The following highlights some of the major changes for the end user:
- The login page for the CAS service will appear identical to the Auth2 and Shibboleth service. Users will not see a direct change in authentication functionality.
- Applications that have migrated to CAS will no longer be able to authenticate to applications integrated with Auth2
Which browsers are recommended for CAS integrations?
Microsoft Internet Explorer v9+
- Mozilla Firefox v15+
- Google Chrome v21+
- Apple Safari v5+
How does an Integration Partner submit a request to move from Auth2 to CAS?
Any stakeholder, or existing Integration Partner interested in migrating to the new CAS should submit a CAS integration request form to the Identity and Access Management Team (select CAS from Service Type list on form). Any Integration Partner interested in becoming an early adopter, please use the same form to make your intentions known.
How does the process for onboarding to CAS work?
Integration partners please review the workflow for integrating an application with CAS here: CAS Integration Steps
What do I need to do after onboarding to CAS with regard to maintenance or managing the service?
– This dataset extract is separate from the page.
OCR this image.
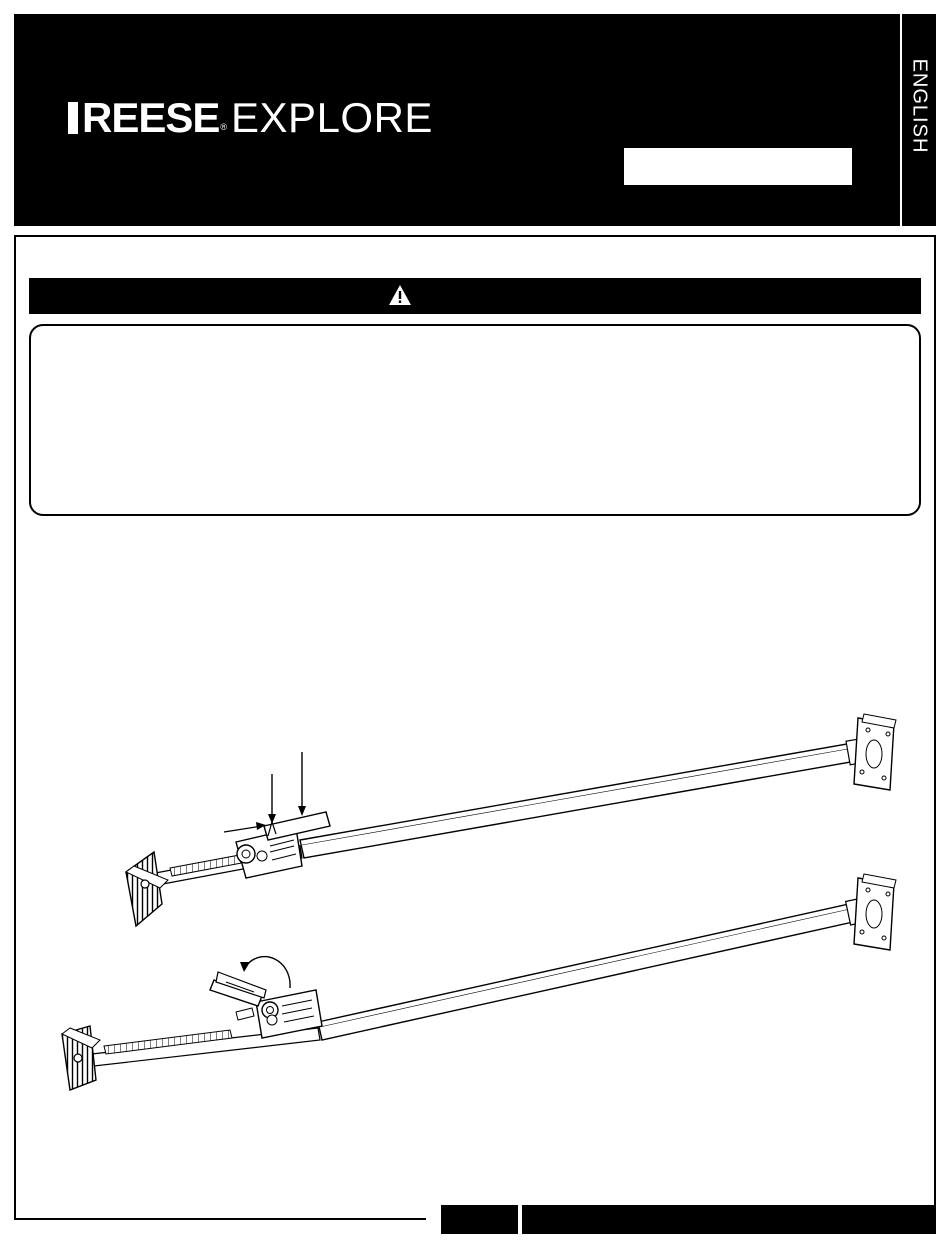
REESE ® EXPLORE	ENGLISH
The CAS integration adapter will reside on your application at the code level or on your Web server. This is not expected to require regular ongoing maintenance. If any changes are required, the IAM team will contact you.
You MUST contact the IAM team in advance if you plan to migrate your application to another server or change the application's URL.
How do I log out of CAS?
To terminate the session, users must close the browser. As with all Single Sign-On products, to follow security recommendations, users must shut-down their browser sessions when terminating access to a CAS integrated application.